Dom dziecka w Żyrardowie otrzymał pomoc
Ewa Rzepa otworzyła swoje serce nie tylko dla swoich dzieci, ale także dla tych, które spotkała na swojej drodze. Podopieczni kobiety zyskali dzięki niej nowe życie i szansę na ułożenie sobie przyszłości.
– Chciałam adoptować dziecko, ale nie mogłam, bo małżonek nie chciał. Potem wychowywałam swoje dzieci. A jak je wychowała, to doszłam do wniosku, że to ten czas. Miałam mieć sześcioro dzieci, tak sobie to wymyśliłam. A z tej szóstki zrobiła się dwunastka – powiedziała Ewa Rzepa.
– Jest chłopak, który z kontenera wyciągał jedzenie jak był mały, miał 6 lat. Jak mama go przyłapała, to jeszcze miał problemy i spał na wycieraczce. Jest dziewczynka, która miała połamaną nogę, rękę, wyrwane włosy. Są dzieci, które pluły na jedzenie, bo wiedziały, że kanapki będą wtedy ich. Były też dzieci podpalane – opowiadała.
Dom dziecka, który trzeba było wykupić
Dwa lata temu sytuacja Pani Ewy i prowadzonego przez nią domu dziecka skomplikowała się. Na początku 2022 roku w Dzień Dobry TVN opowiedzieliśmy historię Ewy oraz jej rodzinnego domu dziecka. Nagłośniliśmy zbiórkę, którą prowadziła, aby mogła kupić dom. Potrzebnych było 550 tys. zł.
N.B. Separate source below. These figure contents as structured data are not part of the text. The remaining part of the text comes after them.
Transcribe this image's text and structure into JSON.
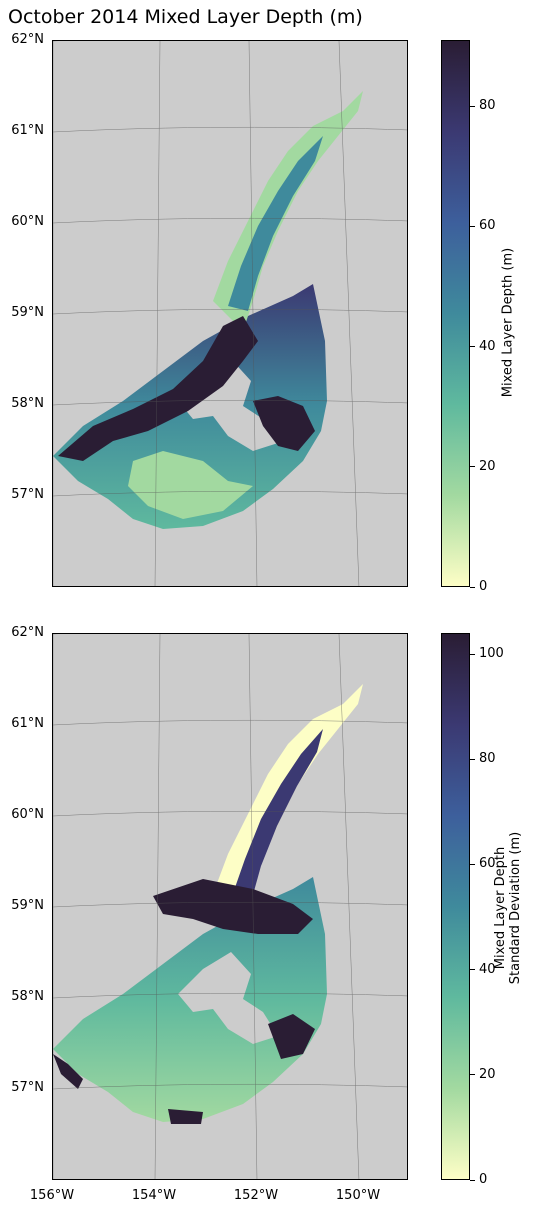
{
  "title": "October 2014 Mixed Layer Depth (m)",
  "lat_ticks": [
    "62°N",
    "61°N",
    "60°N",
    "59°N",
    "58°N",
    "57°N"
  ],
  "lon_ticks": [
    "156°W",
    "154°W",
    "152°W",
    "150°W"
  ],
  "colors": {
    "land": "#cccccc",
    "frame": "#000000",
    "colormap": "deep",
    "ramp": [
      "#2a1d34",
      "#3b3972",
      "#3d5f9c",
      "#3f8a9c",
      "#5fb99e",
      "#a2d9a0",
      "#fdfec6"
    ]
  },
  "panels": [
    {
      "colorbar": {
        "label_lines": [
          "Mixed Layer Depth (m)"
        ],
        "ticks": [
          "0",
          "20",
          "40",
          "60",
          "80"
        ],
        "vmin": 0,
        "vmax": 91
      }
    },
    {
      "colorbar": {
        "label_lines": [
          "Mixed Layer Depth",
          "Standard Deviation (m)"
        ],
        "ticks": [
          "0",
          "20",
          "40",
          "60",
          "80",
          "100"
        ],
        "vmin": 0,
        "vmax": 104
      }
    }
  ]
}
– Ten dom był wynajęty i w pewnym momencie właściciel postanowił go sprzedać. Z jednej strony dobra sytuacja, bo mogliśmy go kupić, a z drugiej nie mieliśmy środków, żeby go kupić. (…) W ciągu jednego dnia wpłynęło 160 tys., a 15 lutego podpisałam akt notarialny. (…) Chciałam, żeby dzieci, kiedy dorosną, nie będą włóczyły się gdziekolwiek, tylko będą miały swoje miejsce – powiedziała Ewa Rzepa.
– Po emisji programu licznik na zrzutce zasuwał tak, że nie byliśmy sprawdzić, ile osób w danej chwili nam wpłaciło środki – dodała.
Spełnione marzenia dzieci z domu dziecka w Żyrardowie
Remont w żyrardowskim domu dziecka jeszcze trwa. Do wyremontowania zostało jeszcze jedno piętro, ale podopieczni i tak mają już dom, o którym zawsze marzyli.
– Wszystkie marzenia dzieciaków, które opowiadały mi do tej pory się spełniły. Jest dokładnie tak, jak sobie wymarzyły – mówiła Aldona Kowalska, przyjaciółka Ewy i jej podopiecznych.
– Moim celem jest to, żeby miały spokojne życie. Móc uczyć się, pracować. Coś, do czego sami nie dojdą – podsumowała Ewa Rzepa.